Wednesday 20 January 2021

Father John Wallis and Father John Walsh



One distinct sub-grouping within the Irish martyrs whom I find particularly interesting are those Irishmen who were martyred in England. I have already written about a number of them and links to the various posts can be found here.  In most cases the circumstances in which these Irish victims came to be in Britain have been established, but not in the case of Father John Wallis, who died in prison in Worcester on January 20, 1582.  In his classic work Our Martyrs, Father Denis Murphy translated the 1669 account of Irish Franciscan martyrologist Anthony Bruodin:

1582. John Wallis

(From Bruodin's Propugnaculum, p. 445)

He was a priest, a native of Leinster, noble by birth but still more noble by reason of his reverence for the things of heaven. He was seized by the heretics, and bore with wonderful patience the various kinds of torture inflicted on him. At length he was sent to England, and imprisoned in the gaol at Worcester. There he died of hunger and other hardships, and triumphed gloriously for Christ, January 20th, 1582. 

See also Rothe and Molanus. The latter gives 1600 as the date of his death. Challoner makes no mention of him.

Rev. Denis Murphy, S.J. , Our Martyrs,  (Dublin, 1896), p. 124.

 Initially I wondered, given the date of his death and his Leinster origins, if the noble father might be another victim of the executions following the Baltinglass Rebellion. There were two problems with this idea though, first the 'Martyrs of the Pale' executed in the aftermath of the Rebellion were mostly aristocratic laymen, among whom I have never seen a Father Wallis mentioned. Secondly, I would still be left to wonder what was so special about the case of this priest that he would be sent to England, instead of simply being executed in Ireland. Unfortunately, Bishop Challoner (d. 1781), whose detailed and authoritative account of the English martyrs included many of the Irish among them, does not mention Father Wallis. But then if we examine the 1600 date another possibility arises. Myles O'Reilly, in the other great nineteenth-century catalogue of Irish Martyrs, translates the entry from Bishop Rothe cited by Father Murphy above:

Anno 1600.

Rev. John  Walsh,

A priest and Vicar-General of the diocese of Dublin, was thrown by chance on the coast of England, questioned of his faith, and for his constancy thrown into prison in Chester, where he ended his life and confession of the faith in chains, about 1600. 
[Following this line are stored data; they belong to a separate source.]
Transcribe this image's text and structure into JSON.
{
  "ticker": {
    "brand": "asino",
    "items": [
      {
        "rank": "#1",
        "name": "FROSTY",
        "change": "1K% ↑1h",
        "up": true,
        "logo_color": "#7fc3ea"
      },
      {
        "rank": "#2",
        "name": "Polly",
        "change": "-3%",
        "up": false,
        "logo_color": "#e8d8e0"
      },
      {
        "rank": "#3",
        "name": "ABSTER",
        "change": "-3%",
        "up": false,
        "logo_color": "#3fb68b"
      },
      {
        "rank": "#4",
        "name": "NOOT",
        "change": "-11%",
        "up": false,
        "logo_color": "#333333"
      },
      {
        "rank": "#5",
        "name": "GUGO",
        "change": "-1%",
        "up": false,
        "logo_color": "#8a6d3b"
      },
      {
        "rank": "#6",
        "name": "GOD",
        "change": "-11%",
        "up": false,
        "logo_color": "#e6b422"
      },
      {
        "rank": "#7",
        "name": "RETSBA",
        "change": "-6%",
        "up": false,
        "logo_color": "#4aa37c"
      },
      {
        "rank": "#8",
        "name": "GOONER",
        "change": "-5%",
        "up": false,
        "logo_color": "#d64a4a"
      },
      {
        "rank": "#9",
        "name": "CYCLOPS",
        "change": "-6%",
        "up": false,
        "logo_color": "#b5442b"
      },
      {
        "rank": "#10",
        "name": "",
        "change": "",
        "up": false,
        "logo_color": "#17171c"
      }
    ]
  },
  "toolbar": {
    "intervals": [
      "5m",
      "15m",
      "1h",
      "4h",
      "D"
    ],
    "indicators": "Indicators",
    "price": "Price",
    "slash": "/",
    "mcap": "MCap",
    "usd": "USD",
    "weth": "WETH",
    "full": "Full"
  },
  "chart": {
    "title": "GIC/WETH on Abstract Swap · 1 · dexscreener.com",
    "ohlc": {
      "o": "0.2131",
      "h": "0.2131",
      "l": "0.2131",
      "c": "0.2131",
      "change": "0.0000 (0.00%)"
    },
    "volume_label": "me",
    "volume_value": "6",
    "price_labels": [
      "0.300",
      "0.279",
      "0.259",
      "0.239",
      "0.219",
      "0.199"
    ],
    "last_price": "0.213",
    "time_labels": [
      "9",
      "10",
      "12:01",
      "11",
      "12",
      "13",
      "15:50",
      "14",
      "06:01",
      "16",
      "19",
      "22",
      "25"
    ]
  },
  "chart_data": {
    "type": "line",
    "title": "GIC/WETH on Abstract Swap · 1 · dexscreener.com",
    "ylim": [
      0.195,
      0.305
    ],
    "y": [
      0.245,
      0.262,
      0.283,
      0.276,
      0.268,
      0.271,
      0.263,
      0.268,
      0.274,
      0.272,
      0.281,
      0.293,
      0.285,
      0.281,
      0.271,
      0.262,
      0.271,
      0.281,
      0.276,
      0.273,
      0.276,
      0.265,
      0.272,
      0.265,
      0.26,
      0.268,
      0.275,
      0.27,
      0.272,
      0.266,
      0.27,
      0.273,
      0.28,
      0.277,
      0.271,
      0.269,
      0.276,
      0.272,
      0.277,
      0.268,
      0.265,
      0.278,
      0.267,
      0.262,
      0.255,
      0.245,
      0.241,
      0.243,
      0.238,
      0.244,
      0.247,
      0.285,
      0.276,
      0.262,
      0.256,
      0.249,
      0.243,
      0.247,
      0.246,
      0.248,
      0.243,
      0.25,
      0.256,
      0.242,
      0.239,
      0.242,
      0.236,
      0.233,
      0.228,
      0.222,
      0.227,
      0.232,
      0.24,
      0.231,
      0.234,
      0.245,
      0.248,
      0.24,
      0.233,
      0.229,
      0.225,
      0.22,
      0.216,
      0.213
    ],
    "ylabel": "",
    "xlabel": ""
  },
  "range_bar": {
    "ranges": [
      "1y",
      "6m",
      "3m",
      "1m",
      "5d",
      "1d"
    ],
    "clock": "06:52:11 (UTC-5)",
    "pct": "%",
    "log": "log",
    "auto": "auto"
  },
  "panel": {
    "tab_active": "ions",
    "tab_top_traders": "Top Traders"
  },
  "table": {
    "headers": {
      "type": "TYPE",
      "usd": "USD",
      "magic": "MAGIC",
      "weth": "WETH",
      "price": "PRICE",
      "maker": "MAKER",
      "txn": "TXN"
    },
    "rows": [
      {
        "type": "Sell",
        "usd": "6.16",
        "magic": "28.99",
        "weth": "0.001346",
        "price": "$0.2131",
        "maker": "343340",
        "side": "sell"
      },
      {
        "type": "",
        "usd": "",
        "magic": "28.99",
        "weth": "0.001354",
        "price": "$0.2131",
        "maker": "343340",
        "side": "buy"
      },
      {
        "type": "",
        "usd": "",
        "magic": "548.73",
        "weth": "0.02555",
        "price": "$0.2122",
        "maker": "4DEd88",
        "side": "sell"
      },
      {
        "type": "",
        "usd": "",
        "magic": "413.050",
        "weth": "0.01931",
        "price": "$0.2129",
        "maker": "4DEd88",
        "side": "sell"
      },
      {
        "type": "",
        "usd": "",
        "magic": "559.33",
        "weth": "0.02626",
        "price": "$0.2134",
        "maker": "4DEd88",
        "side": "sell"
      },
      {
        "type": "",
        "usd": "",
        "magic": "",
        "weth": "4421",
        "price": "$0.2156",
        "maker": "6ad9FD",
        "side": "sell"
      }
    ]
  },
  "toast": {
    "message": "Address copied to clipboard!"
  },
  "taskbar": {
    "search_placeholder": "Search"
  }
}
M. O'Reilly, Memorials of those who Suffered for the Catholic Faith in Ireland in the 16th, 17th and 18th Centuries, (New York 1869), p. 165.

Could Father John Walsh be the same person as Father John Wallis ? I strongly suspect that this might be the case. Indeed, by his reference to Bishop Rothe and Molanus and the year 1600 when dealing with Father Wallis, Father Murphy himself seems to link the two. A number of things can be said to support this possibility. Bishop Rothe was closer to the events than Bruodin for he recorded the case of Father Walsh in his De processu martyriali published in 1619, fifty years before Bruodin's own work was issued. The scenario of 'being in the wrong place at the wrong time' as an explanation for the Irish priest's imprisonment is a perfectly reasonable one. Irishmen Christopher Roche and James Dowdall, for example, were martyred in England while trying to make return passage to Ireland. It would also be fair to say that Bishop Rothe has a greater reputation for accuracy than Bruodin, whose work has been shown to have garbled names and dates and places of execution of other Irish martyrs. The names Walsh and Wallis are similar and given the circumstances in which all of these martyrologists were working, writing from exile and often dependent on hearsay reports of varying quality and reliability, it is not surprising if there are inconsistencies in their accounts.

The name of Father John Wallis  does not appear on the Official List of Irish Martyrs (1918) submitted to Rome for consideration and neither have I been able to find him on any of the lists of English martyrs. Father John Walsh, however is number 20 on the 1918 Official List, but no further progress has been made with his cause.